In the bag: ski boots, pants, jacket, etc. An intolerable expense to replace. However, as the days went by it was less about losing the “stuff,” as it’s just stuff, and instead, the angst hinged on the nuisance of the insurance claim and getting the glass repaired, and above all, the feeling of obtrusion my wife and I felt. Our karma, we thought, was past due. Insert the SPD.
Yesterday, the day after Christmas, I perused OfferUp (a safer Craigslist) for my recently stolen ski boots. Alas, there they were! I messaged the “owner” of my boots and he agreed to sell me the boots. Amazingly, I got him to meet me at the Home Depot right across the street from the Southwest Precinct. I called the precinct for help and I was quickly connected with Larry Longley, to whom I divulged my story. He asked us, an hour before I was to meet the ski boot “owner,” to stop by the Precinct to see how SPD could help me safely retrieve my ski boots.
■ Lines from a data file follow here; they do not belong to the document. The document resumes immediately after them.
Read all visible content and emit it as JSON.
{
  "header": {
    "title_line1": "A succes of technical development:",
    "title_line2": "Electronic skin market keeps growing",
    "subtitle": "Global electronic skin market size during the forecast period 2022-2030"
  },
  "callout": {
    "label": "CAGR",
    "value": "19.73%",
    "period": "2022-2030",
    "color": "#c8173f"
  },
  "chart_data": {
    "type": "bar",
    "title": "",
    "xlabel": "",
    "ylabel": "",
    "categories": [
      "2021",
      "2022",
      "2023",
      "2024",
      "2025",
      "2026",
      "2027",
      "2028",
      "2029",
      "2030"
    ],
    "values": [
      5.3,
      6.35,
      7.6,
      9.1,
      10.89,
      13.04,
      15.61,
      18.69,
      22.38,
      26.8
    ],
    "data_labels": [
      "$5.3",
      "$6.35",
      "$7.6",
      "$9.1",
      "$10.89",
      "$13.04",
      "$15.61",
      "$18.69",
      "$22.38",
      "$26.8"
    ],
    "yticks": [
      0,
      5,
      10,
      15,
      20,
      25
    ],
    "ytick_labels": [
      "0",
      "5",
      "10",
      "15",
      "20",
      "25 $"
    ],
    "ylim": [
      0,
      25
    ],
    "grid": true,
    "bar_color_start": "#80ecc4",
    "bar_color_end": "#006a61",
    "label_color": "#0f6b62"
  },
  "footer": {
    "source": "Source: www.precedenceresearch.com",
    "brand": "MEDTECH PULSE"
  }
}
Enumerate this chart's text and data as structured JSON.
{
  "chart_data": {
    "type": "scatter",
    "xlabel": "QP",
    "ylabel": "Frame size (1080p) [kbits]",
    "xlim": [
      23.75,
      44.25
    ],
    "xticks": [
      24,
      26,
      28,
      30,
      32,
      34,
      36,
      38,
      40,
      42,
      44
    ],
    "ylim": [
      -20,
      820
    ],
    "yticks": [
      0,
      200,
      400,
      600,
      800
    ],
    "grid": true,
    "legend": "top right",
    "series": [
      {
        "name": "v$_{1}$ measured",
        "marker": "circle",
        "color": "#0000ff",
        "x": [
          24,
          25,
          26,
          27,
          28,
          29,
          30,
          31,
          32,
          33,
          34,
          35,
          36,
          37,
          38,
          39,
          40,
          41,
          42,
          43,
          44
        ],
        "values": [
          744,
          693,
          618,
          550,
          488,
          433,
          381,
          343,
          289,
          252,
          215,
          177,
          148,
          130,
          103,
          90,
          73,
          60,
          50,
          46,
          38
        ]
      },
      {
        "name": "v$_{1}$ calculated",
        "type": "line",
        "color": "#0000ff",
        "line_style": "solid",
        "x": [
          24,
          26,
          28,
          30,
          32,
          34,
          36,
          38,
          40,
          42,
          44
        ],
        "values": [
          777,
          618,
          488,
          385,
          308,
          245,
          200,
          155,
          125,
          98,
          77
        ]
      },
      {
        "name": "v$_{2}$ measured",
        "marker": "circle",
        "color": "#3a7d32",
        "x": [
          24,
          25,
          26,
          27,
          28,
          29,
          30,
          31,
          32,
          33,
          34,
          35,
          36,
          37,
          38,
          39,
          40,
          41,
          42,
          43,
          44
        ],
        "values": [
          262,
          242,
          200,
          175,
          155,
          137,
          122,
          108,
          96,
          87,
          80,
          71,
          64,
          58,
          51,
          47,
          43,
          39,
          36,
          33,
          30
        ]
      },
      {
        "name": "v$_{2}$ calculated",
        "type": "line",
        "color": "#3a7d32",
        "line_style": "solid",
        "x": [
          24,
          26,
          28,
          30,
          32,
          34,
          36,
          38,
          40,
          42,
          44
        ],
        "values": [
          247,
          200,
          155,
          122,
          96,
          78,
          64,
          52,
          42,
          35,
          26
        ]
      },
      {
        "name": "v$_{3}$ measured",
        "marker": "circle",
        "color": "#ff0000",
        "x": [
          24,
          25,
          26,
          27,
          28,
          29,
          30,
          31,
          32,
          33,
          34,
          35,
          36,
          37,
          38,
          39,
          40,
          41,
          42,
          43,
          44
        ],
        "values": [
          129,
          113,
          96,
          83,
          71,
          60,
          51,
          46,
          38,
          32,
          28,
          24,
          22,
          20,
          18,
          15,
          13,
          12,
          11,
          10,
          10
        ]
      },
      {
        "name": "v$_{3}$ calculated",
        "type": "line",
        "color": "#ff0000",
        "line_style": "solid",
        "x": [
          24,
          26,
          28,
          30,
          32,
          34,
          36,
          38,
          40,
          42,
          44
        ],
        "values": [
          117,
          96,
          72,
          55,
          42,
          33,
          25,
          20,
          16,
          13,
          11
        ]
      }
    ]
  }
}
In addition to Larry Longley: Officers Andre Constantine, Jack Johns, Ryan Levens, Garth Lindelef, and Ken Mazzuca were there with my wife and I at the precinct. They were gracious with their time, curious, and extremely helpful. They were fervent in their mission to help law-abiding citizens, yet were buckled by bureaucracy. They unmasked my issue as thus: I could not prove these boots were mine (disclaimer, take a picture of all your valuables) and because we couldn’t prove the man meeting me stole them, we were stuck on how to proceed.
With the officer’s guidance, we devised a plan and operated within the boundaries of the law: I was to go meet the “owner” (thief) and ask him a barrage of ski-related questions – that he clearly wouldn’t be able to answer – in order to fluster and redirect him, all the while, the officers did a civil standby (an amazing service I had no idea existed) to make sure I wasn’t harmed. It worked flawlessly. With the police officers behind me, I effectively confronted the thief and got him to admit the boots weren’t his, I then gave the thief $10 to complete a transaction so he wouldn’t file a complaint of theft (incredulous, right?) and I victoriously went on my way.
Thank you Seattle Police Department, for your patience and inclination to help. Keep up the good work!!!